BERKELEY, CA (UroToday.com) - Erectile dysfunction (ED) has a high prevalence that seems to be increasing in developing countries where people are getting older.
Growing number of evidences reinforces ED as an early marker of cardiovascular risk especially in men under 60 years-old.1 Phosphodiesterase-5 (PDE5) inhibitors became first line therapy and changed primary ED management from specialist to clinicians and cardiologists. But when PDE5 inhibitors do not work, usually patients are referred to urologists that should improve the knowledge about possible reasons for lack of efficacy and alternative therapies in such cases.
In this article, we studied hypertensive men with different stages of atherosclerosis and among those without clinical development of major cardiovascular disease, vasculogenic ED severity correlated with carotid intima-media thickness (IMT). Moreover, clinical response to PDE5 inhibitor was worst when peripheral flow mediated dilation was lower. Interestingly, only carotid IMT and ED severity correlated with clinical response among diabetics. These results could suggest that erectile function in hypertensive subjects without clinical atherosclerosis follow structural changes in the arterial tree and PDE5 inhibitors efficacy depends on endothelial nitric oxide availability. Therefore, lack of PDE5 inhibitor efficacy could point out the need of strategies to improve endothelial function rather than auto-injection and prosthesis. This seems to be more logical in terms of ED as part of a systemic vascular disease and could help to avoid other end-organ damages.
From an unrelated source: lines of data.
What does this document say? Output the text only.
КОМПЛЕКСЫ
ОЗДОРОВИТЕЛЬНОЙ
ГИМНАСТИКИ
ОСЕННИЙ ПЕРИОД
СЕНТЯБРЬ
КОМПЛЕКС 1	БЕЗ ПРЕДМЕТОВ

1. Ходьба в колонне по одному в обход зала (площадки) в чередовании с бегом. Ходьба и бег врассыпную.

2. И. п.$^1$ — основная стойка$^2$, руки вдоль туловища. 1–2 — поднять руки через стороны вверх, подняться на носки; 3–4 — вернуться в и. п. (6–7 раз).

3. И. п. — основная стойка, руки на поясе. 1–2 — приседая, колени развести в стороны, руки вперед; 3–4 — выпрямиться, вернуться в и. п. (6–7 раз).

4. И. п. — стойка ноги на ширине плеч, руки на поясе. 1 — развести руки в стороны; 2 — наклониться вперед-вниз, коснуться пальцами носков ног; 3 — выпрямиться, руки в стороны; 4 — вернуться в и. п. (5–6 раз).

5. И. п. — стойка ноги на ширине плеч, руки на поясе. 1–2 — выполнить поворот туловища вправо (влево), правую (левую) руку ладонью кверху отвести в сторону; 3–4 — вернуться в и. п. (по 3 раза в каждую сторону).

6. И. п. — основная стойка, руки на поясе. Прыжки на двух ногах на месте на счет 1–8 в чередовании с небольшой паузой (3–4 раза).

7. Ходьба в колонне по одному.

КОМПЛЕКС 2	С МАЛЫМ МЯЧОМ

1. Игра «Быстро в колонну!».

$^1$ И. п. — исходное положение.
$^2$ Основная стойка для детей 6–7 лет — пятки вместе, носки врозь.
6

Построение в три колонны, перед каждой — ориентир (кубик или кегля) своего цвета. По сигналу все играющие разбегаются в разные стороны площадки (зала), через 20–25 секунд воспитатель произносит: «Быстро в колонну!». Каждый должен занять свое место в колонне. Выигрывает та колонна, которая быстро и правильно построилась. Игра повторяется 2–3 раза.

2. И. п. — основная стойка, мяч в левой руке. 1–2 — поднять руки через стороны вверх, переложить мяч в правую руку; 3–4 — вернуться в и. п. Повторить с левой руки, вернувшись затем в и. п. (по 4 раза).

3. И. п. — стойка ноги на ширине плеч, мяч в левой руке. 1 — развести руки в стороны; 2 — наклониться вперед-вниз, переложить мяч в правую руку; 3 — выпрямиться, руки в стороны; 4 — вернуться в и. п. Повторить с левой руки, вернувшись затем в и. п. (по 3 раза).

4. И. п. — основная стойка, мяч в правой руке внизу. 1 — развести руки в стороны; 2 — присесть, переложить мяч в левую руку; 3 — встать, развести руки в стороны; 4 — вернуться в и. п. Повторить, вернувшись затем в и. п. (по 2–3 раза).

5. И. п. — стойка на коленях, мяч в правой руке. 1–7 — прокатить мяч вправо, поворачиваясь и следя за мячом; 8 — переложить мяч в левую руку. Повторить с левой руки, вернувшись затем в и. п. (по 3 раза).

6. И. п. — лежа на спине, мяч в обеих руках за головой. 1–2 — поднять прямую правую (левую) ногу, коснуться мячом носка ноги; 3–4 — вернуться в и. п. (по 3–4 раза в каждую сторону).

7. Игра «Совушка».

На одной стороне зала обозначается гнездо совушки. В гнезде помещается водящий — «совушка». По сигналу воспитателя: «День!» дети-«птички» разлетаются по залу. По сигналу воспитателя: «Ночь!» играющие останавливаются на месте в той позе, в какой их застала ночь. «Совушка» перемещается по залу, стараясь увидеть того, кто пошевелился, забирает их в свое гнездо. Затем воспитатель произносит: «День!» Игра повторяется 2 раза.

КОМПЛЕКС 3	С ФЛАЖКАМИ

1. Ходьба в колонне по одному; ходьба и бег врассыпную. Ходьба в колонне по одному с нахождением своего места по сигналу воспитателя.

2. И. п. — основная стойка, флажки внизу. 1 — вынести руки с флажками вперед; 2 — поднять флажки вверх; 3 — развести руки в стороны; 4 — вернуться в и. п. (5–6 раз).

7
Several authors are looking for ways to rescue non-responders to PDE5 inhibitors and postpone auto-injection and prosthesis.2 Small trials with long-term use of statins,3 anti-oxidants,4 angiotensin receptor antagonists5 and PDE5 inhibitors6 have shown that erectile function could be improved with oral therapy.
Concerning all these aspects, it is important not only to consider ED as an early marker of cardiovascular risk and part of a systemic vasculopathy, but also to evaluate and treat patients in the same terms. As cardiologists are used to, urologists should implement all therapeutic options to improve endothelial function in order to avoid atherosclerosis progression and end-organ lesions. Urologists should help to stimulate traditional risk factors control and life styles changes linking these attitudes with erectile function preservation, prevention of ED, better clinical response to on demand oral therapy and even penile rehabilitation alternatives.
- Jackson G, Montorsi P, Adams MA, et al. Cardiovascular aspects of sexual medicine. J Sex Med. 2010;7(4 Pt 2):1608-1626.
- Aversa A, Bruzziches R, Francomano D, et al. Endothelial dysfunction and erectile dysfunction in the aging man. Int J Urol. 2010;17(1):38-47.
- Dadkhah F, Safarinejad MR, Asgari MA, et al. Atorvastatin improves the response to sildenafil in hypercholesterolemic men with erectile dysfunction not initially responsive to sildenafil. Int J Impot Res. 2010;22(1):51-60.
- Morano S, Mandosi E, Fallarino M, et al. Antioxidant treatment associated with sildenafil reduces monocyte activation and markers of endothelial damage in patients with diabetic erectile dysfunction: a double-blind, placebo-controlled study. Eur Urol. 2007;52(6):1768-1774.
- Baumhakel M, Schlimmer N, Bohm M. Effect of irbesartan on erectile function in patients with hypertension and metabolic syndrome. Int J Impot Res. 2008;20(5):493-500.
- Shindel AW. 2009 update on phosphodiesterase type 5 inhibitor therapy part 1: Recent studies on routine dosing for penile rehabilitation, lower urinary tract symptoms, and other indications (CME). J Sex Med. 2009;6(7):1794-1808; quiz 1793, 1809-1710.